Microsoft SignTool Guide
A Code Signing Certificate can be used to digitally sign code or content developed by Window Programs. After you received your certificate and installed it on your secure hardware device, follow the instructions below to guide you through the signing process on a Windows Vista machine running version Windows SDK 7.0 or higher. If you’re running version Windows SDK 6.0 or lower, reference our Microsoft Authenticode Installation Instructions to utilize the GUI interface.
1. Click Start
Click Start menu
2. Run cmd.exe
Run cmd.exe
3. Use the appropriate command below
- For DigiCert certificates, run this command:
SignTool sign /f "path to your PFX file" /p "your PFX file password" /tr http://timestamp.digicert.com /td "path to the exe file you want to sign"

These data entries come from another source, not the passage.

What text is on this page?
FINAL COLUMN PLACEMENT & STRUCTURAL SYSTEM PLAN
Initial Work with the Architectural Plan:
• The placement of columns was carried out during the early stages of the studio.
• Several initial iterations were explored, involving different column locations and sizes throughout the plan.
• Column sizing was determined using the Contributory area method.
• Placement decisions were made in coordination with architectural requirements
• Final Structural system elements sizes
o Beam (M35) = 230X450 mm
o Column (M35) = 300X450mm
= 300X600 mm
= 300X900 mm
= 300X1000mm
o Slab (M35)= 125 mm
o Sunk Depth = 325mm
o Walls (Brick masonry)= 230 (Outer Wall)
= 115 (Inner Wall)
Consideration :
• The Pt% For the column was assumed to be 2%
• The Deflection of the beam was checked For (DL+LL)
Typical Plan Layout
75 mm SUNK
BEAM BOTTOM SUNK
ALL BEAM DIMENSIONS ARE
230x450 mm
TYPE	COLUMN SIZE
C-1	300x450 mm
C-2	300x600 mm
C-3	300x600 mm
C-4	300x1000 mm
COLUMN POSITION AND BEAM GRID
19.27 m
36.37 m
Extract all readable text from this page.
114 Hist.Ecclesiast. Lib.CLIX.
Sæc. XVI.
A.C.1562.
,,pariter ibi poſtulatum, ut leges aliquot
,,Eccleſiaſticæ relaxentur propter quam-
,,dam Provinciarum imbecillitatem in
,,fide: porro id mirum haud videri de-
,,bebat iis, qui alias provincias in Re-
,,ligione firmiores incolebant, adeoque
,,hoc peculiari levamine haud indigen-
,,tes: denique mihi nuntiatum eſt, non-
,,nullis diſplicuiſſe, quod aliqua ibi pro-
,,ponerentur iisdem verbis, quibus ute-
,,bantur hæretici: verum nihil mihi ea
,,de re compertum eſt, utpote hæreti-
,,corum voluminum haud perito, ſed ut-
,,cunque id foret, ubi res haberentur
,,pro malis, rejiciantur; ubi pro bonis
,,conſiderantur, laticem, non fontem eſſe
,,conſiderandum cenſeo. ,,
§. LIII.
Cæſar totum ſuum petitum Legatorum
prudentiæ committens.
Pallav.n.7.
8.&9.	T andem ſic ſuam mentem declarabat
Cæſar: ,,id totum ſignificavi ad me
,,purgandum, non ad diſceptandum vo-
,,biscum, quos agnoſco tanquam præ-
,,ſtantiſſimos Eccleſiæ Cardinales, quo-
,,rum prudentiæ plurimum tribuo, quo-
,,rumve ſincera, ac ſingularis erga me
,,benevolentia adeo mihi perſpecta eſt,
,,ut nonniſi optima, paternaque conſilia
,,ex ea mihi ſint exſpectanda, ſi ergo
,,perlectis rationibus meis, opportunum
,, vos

- For Comodo and Sectigo certificates, run this command:
SignTool sign /f "path to your PFX file" /p "your PFX file password" /tr http://timestamp.sectigo.com /td "path to the exe file you want to sign"
Congratulations! Your .exe file has been successfully signed.
We highly recommend you verify your signature by running the command: signtool verify /pa /v “path to the exe file you signed”. If you did not use the timestamping feature, we highly recommend you read our article on the importance of timestamping any code to ensure your signature remains valid after certificate expiration.